To be conservative in our calculation, we assumed that all of the people in this group do attempt to commit suicide using means other than firearms. The next question is how they do it.

This question is particularly important because different suicide methods have wide-ranging success rates. While 90 percent of people who attempt suicide with guns succeed, that’s only true of 81 percent of people who attempt to suffocate themselves, 32 percent of people who jump from a significant height, and 4 percent of people who attempt to poison themselves. (We’re using the CDC’s nonfatal self-harm data here, which includes the number of people who attempt self-harm that leads them to end up in the emergency room.)

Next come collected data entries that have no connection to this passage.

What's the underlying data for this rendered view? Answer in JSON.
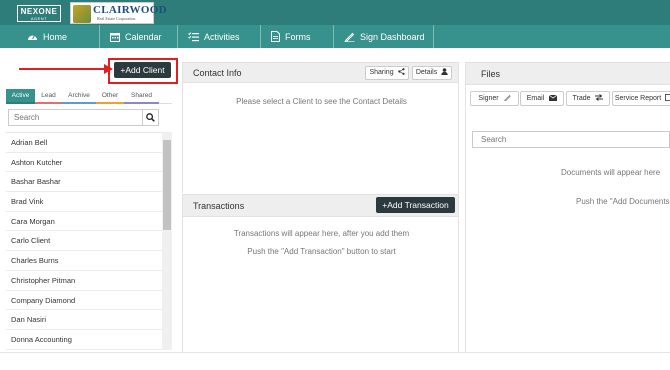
{
  "header": {
    "nexone_logo": "NEXONE",
    "nexone_sub": "AGENT",
    "brand_name": "CLAIRWOOD",
    "brand_sub": "Real Estate Corporation"
  },
  "nav": {
    "items": [
      {
        "label": "Home",
        "icon": "dashboard-icon"
      },
      {
        "label": "Calendar",
        "icon": "calendar-icon"
      },
      {
        "label": "Activities",
        "icon": "checklist-icon"
      },
      {
        "label": "Forms",
        "icon": "document-icon"
      },
      {
        "label": "Sign Dashboard",
        "icon": "pen-icon"
      }
    ]
  },
  "clients": {
    "add_label": "+Add Client",
    "tabs": [
      "Active",
      "Lead",
      "Archive",
      "Other",
      "Shared"
    ],
    "active_tab": "Active",
    "search_placeholder": "Search",
    "list": [
      "Adrian Bell",
      "Ashton Kutcher",
      "Bashar Bashar",
      "Brad Vink",
      "Cara Morgan",
      "Carlo Client",
      "Charles Burns",
      "Christopher Pitman",
      "Company Diamond",
      "Dan Nasiri",
      "Donna Accounting"
    ]
  },
  "contact": {
    "title": "Contact Info",
    "sharing_label": "Sharing",
    "details_label": "Details",
    "placeholder": "Please select a Client to see the Contact Details"
  },
  "transactions": {
    "title": "Transactions",
    "add_label": "+Add Transaction",
    "empty_line1": "Transactions will appear here, after you add them",
    "empty_line2": "Push the \"Add Transaction\" button to start"
  },
  "files": {
    "title": "Files",
    "buttons": [
      "Signer",
      "Email",
      "Trade",
      "Service Report"
    ],
    "search_placeholder": "Search",
    "empty_line1": "Documents will appear here",
    "empty_line2": "Push the \"Add Documents"
  },
  "colors": {
    "topbar": "#2e7d7a",
    "navbar": "#37918c",
    "dark_button": "#2b3a3f",
    "callout_red": "#e02020"
  }
}
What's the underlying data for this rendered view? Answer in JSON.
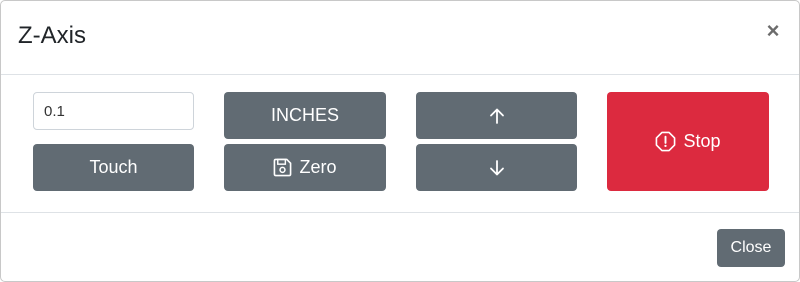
{
  "dialog": {
    "title": "Z-Axis",
    "close_symbol": "×"
  },
  "controls": {
    "step_input_value": "0.1",
    "touch_label": "Touch",
    "units_label": "INCHES",
    "zero_label": "Zero",
    "zero_icon": "floppy-disk-icon",
    "up_icon": "arrow-up-icon",
    "down_icon": "arrow-down-icon",
    "stop_label": "Stop",
    "stop_icon": "stop-octagon-icon"
  },
  "footer": {
    "close_label": "Close"
  },
  "colors": {
    "button_gray": "#616b73",
    "button_red": "#dc2a3f"
  }
}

It’s impossible to know what mix of these alternative methods people who no longer use guns would try. But we’ve come up with two estimates, which you can think of as the lower and upper bounds on the expected decline in suicide rates. Depending on which we use, we either find that the suicide rate declines 20 percent or 38 percent.

38 percent

In this estimate, we apply the same mix of methods that people currently use to attempt suicide – excluding firearms. This distribution – 51 percent poisoning, 24 percent cutting, four percent suffocation, one percent jumping and 20 percent other methods — has an overall fatality rate of 6 percent. In other words, 94 percent of the people who would otherwise have killed themselves with guns now would live.

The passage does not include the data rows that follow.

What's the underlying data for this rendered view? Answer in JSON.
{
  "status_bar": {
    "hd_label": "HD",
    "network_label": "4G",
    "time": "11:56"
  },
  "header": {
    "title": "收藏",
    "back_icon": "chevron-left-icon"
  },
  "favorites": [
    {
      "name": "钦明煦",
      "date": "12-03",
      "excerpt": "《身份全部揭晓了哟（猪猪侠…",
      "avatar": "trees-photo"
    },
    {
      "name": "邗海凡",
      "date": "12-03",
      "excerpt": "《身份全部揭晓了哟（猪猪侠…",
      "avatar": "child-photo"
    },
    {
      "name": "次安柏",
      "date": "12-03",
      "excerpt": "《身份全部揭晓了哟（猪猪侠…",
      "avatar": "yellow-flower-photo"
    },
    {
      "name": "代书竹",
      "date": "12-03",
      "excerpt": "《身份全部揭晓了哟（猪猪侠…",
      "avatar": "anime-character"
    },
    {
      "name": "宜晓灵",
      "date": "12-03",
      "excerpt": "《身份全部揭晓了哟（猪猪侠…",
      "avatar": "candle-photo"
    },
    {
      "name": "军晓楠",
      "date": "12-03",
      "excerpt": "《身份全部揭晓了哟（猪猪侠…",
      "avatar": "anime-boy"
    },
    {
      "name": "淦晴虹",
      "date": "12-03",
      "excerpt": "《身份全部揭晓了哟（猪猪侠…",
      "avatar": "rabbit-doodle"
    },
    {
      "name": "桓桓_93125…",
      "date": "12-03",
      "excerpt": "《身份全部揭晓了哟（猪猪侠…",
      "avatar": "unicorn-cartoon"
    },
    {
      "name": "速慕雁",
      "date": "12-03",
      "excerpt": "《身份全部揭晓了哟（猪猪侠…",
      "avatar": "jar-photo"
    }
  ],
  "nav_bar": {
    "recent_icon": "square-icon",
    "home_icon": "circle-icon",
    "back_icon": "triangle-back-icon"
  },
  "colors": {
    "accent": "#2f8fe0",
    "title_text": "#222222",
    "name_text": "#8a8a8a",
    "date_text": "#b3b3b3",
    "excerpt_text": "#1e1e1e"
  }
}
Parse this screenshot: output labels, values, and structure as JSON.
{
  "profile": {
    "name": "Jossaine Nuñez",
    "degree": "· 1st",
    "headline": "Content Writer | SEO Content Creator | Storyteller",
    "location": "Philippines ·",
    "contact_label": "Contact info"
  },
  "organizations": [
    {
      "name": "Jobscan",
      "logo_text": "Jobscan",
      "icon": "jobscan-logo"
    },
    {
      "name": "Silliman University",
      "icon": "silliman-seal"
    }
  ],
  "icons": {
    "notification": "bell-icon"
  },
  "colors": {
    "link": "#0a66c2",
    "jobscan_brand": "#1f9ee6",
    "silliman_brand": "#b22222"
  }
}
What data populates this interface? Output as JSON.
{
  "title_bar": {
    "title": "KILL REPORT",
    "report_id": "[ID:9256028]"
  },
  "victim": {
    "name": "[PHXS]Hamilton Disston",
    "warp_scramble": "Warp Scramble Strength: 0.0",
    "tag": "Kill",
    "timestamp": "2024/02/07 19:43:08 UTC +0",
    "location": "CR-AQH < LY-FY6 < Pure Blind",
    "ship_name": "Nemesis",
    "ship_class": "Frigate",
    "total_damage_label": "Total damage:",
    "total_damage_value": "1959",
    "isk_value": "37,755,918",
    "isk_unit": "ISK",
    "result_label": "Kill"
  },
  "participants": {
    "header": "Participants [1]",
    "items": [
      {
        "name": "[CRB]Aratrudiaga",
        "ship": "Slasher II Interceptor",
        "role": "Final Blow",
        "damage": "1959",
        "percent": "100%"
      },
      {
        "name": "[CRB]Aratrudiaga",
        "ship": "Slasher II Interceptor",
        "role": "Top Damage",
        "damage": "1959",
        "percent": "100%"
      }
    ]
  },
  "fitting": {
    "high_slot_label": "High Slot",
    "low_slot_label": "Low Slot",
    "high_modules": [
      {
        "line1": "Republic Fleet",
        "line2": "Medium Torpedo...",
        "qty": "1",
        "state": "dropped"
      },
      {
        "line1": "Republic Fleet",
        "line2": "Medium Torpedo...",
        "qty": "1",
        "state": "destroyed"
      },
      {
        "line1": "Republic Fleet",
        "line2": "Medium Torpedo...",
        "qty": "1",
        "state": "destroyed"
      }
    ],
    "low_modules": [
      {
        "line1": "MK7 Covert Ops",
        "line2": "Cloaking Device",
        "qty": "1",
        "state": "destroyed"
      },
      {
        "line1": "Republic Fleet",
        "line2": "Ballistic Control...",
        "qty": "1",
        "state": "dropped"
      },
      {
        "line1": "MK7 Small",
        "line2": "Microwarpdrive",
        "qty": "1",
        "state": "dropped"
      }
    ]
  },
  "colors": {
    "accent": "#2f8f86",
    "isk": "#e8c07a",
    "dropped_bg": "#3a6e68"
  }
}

Obviously, in this scenario, almost all the people who would have died with guns live. So, under this scenario, the total deaths from suicides would be 38 percent lower. Here’s how the math looks on that:

Now:

21,439 original non-gun suicides
21,334 firearm suicides
42,773 total suicides

This scenario:

21,439 original non-gun suicides
3,882 adjusted firearm suicides
1,108 alternative non-gun suicides
26,429 total suicides

But this impact may be too high. Gun users could be more serious about dying than some people who cut themselves or take minor overdoses. That means, they may go to more extreme measures to make sure their suicide is successful. Some academic research finds that method choice is unrelated to the intensity of someone’s intent to die. That is, gun users are no more intent on dying than poison users, so there’s no reason to think they would attempt poisoning differently and die at a higher rate. However, some studies draw the opposite conclusion.

20 percent

To consider a more conservative option, we apply the same mix of methods that people currently use who succeed at suicide – again, excluding firearms. Since this is replicating the mix of methods used by people who have a higher intent on killing themselves, it might reflect the gun suicide population better.

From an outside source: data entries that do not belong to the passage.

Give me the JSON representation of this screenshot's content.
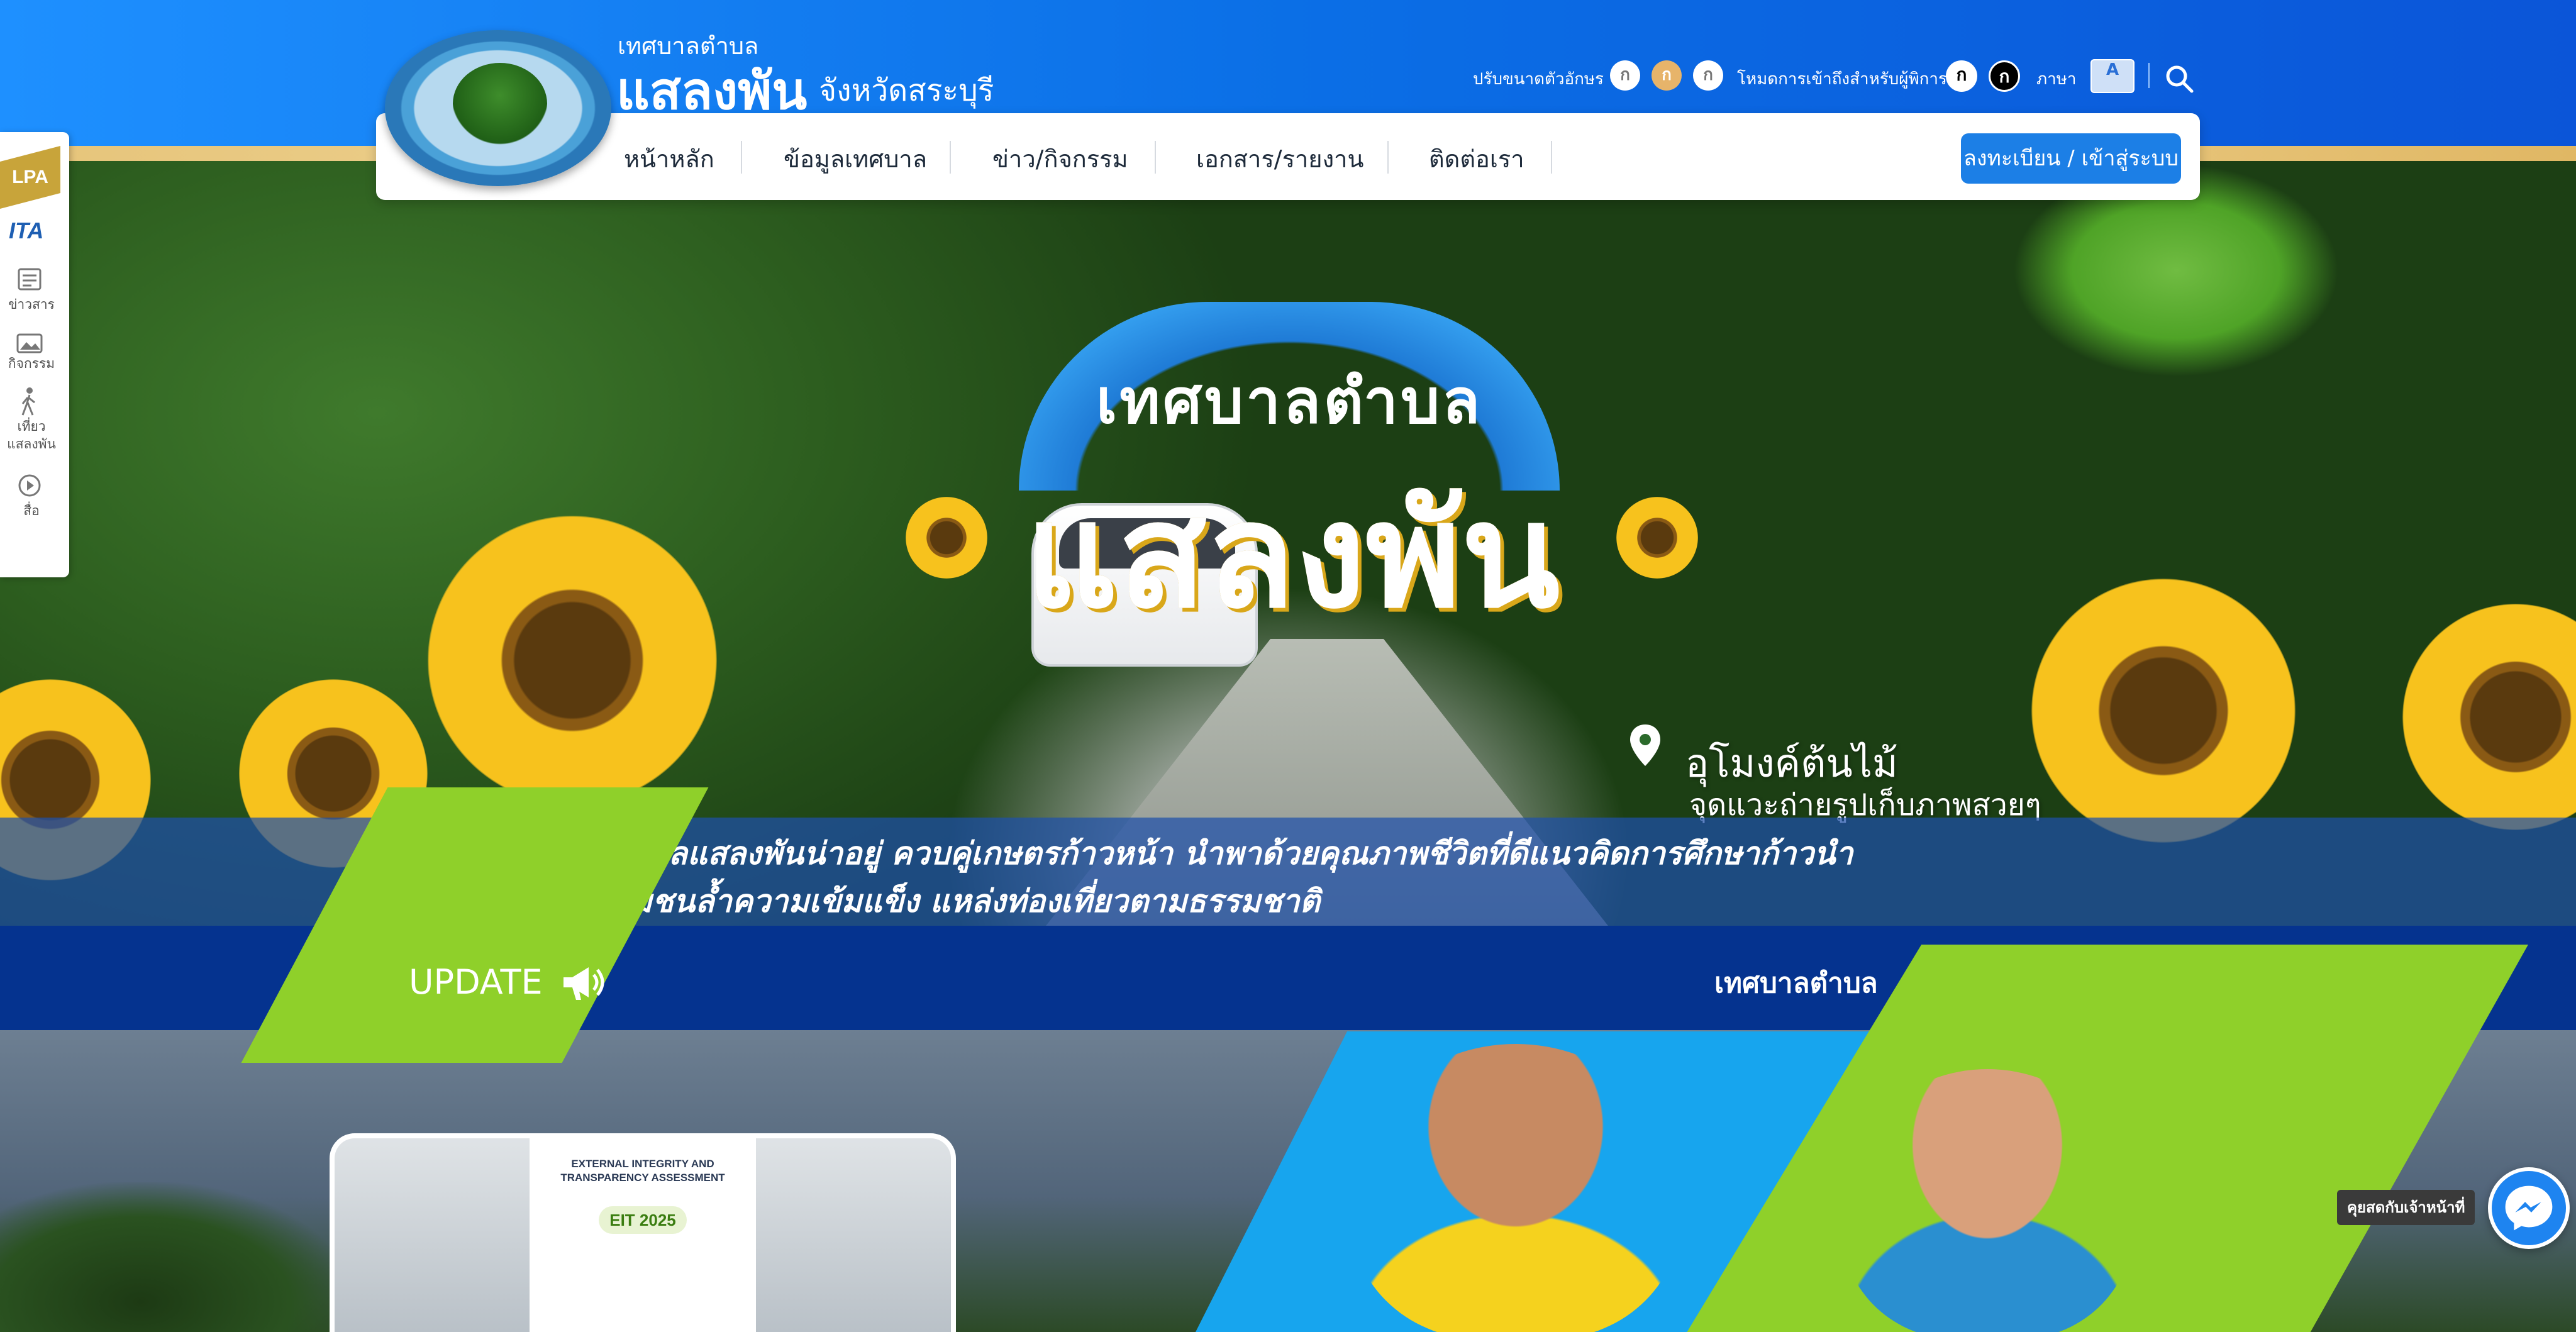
{
  "header": {
    "small_title": "เทศบาลตำบล",
    "name": "แสลงพัน",
    "province": "จังหวัดสระบุรี",
    "logo_alt": "เทศบาลตำบลแสลงพัน อ.วังม่วง จ.สระบุรี"
  },
  "utility": {
    "font_size_label": "ปรับขนาดตัวอักษร",
    "font_buttons": [
      "ก",
      "ก",
      "ก"
    ],
    "accessibility_label": "โหมดการเข้าถึงสำหรับผู้พิการ",
    "contrast_buttons": [
      "ก",
      "ก"
    ],
    "language_label": "ภาษา",
    "language_icon": "translate-icon",
    "search_icon": "search-icon"
  },
  "nav": {
    "items": [
      "หน้าหลัก",
      "ข้อมูลเทศบาล",
      "ข่าว/กิจกรรม",
      "เอกสาร/รายงาน",
      "ติดต่อเรา"
    ],
    "login": "ลงทะเบียน / เข้าสู่ระบบ"
  },
  "sidebar": {
    "lpa": "LPA",
    "ita": "ITA",
    "items": [
      {
        "icon": "newspaper-icon",
        "label": "ข่าวสาร"
      },
      {
        "icon": "image-icon",
        "label": "กิจกรรม"
      },
      {
        "icon": "walking-person-icon",
        "label": "เที่ยว\nแสลงพัน"
      },
      {
        "icon": "play-icon",
        "label": "สื่อ"
      }
    ]
  },
  "hero": {
    "arch_text": "เทศบาลตำบล",
    "big_title": "แสลงพัน",
    "place_title": "อุโมงค์ต้นไม้",
    "place_subtitle": "จุดแวะถ่ายรูปเก็บภาพสวยๆ",
    "slogan_line1": "ตำบลแสลงพันน่าอยู่ ควบคู่เกษตรก้าวหน้า นำพาด้วยคุณภาพชีวิตที่ดีแนวคิดการศึกษาก้าวนำ",
    "slogan_line2": "ชุมชนล้ำความเข้มแข็ง แหล่งท่องเที่ยวตามธรรมชาติ"
  },
  "update": {
    "label": "UPDATE",
    "icon": "megaphone-icon",
    "ticker": "เทศบาลตำบล"
  },
  "card": {
    "poster_title": "EXTERNAL INTEGRITY AND TRANSPARENCY ASSESSMENT",
    "poster_badge": "EIT 2025"
  },
  "chat": {
    "label": "คุยสดกับเจ้าหน้าที่",
    "icon": "messenger-icon"
  },
  "colors": {
    "primary_blue": "#0b6fe6",
    "update_band": "#05338f",
    "accent_green": "#8fd02a",
    "login_button": "#1c7fe6"
  }
}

This distribution – 53 percent suffocation, 32 percent poisoning, five percent jumping, three percent cutting and seven percent other methods – has an overall fatality rate of 46 percent. In other words, just 54 percent of the people who would otherwise have killed themselves with guns now would live.

Under this scenario, the total deaths from suicides would be more modest 20 percent lower. Here’s how the math looks on that:

Now:

21,439 original non-gun suicides
21,334 firearm suicides
42,773 total suicides

This scenario:

21,439 original non-gun suicides
3,882 adjusted firearm suicides
8,918 alternative non-gun suicides
34,239 total suicides

This latter estimate of the decline may be too low because it excludes people who are serious suicide attempters, but don’t die, skewing our distribution toward deadlier methods.

Reality may be somewhere in between these assumptions — in between those 20 and 38 percent figures.

And this range could be subject to other, unpredictable factors. There are, after all, many factors that go in to suicide rates that may change alongside a change in gun access. For instance, when less access to guns leads fewer people to die from suicide, rates may decline even further because of the copycat effect — that is, because fewer people are dying from suicide, fewer depressed people will be tempted to follow suit, so there will be fewer suicide attempters. On the other hand, it’s possible another highly lethal suicide method would emerge, like the use of pesticides in Southeast Asia.

But while the precise numbers may be hypotheticals, it seems clear that gun access has a clear link to suicide rates.